Continuando con otra conclusión al ejemplo de la entrada de ayer (el que no llora no mama), me parece interesantísimo el artículo "El autoritarismo de los hijos" que Miguel Espeche publica en La Nación Digital de hoy. Vale la pena leerlo. Les comparto este trozo:
Cuando un chico busca límites, lo hace porque a través de ese límite encuentra al "otro" y se siente menos solo. Cuando ese "otro", al desertar de su función, se esconde, el chico eleva la apuesta para encontrar "eso" que está más allá de él, a fin de salir de esa soledad abismal que padecen muchos de los chicos llamados "caprichosos".
La autoridad de los padres se puede mejorar, pero no abolir. Tiene rostros tiernos y rostros ásperos. Tiene su versión femenina, más empática y nutricia, y su versión masculina, más legislativa y marcada. Sus dimensiones son muchas, pero todas ellas dan cuenta de la diferencia entre los adultos y los chicos, diferencia que indica que los padres saben más de la vida que sus hijos y que, en función de ese saber, marcan la cancha de los mismos "suficientemente bien" como para que el partido sea jugado en plenitud.
El resto lo leen directamente desde este link. Vale la pena.

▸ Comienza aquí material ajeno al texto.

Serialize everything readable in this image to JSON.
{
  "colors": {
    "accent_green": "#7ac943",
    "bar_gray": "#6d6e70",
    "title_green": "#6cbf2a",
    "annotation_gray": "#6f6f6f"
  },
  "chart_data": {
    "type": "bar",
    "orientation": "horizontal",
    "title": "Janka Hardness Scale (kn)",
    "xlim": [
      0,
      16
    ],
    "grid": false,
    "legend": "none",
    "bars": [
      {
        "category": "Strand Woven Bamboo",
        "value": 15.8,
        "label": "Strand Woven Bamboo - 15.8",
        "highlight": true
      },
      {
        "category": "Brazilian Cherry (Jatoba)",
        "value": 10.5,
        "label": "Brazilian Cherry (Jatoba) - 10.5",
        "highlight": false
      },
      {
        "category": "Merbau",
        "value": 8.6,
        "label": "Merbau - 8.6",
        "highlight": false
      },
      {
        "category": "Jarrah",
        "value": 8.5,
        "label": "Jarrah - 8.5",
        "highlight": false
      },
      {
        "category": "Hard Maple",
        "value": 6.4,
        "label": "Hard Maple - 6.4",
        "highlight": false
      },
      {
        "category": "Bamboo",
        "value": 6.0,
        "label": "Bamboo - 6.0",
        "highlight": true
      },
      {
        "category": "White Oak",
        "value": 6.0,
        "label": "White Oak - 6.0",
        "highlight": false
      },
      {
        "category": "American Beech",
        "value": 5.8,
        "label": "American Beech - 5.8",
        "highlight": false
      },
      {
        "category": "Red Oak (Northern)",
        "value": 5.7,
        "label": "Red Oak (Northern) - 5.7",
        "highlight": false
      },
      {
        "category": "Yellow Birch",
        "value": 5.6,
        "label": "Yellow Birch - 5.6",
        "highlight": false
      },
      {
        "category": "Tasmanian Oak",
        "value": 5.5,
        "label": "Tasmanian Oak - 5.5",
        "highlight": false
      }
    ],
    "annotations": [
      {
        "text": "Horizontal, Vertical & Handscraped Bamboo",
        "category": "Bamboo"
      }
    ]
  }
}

El problema está cuando no se encuentra quién ponga límite. Lamentablemente vemos en la sociedad algunos padres con autoridad cero, permitivos, accesibles a todo capricho o berrinche del niño, gratificados porque sus hijos manejan situaciones de adultos (habituar ciber hasta altas horas de la noche, desplazarse en remis o colectivos totalmente solos, manejar vehículos, contestar a sus mayores,etc.), y cuando dichos padres se acuerdan de intentar imponer límite alguno porque su adolescencia los abruma, es tarde.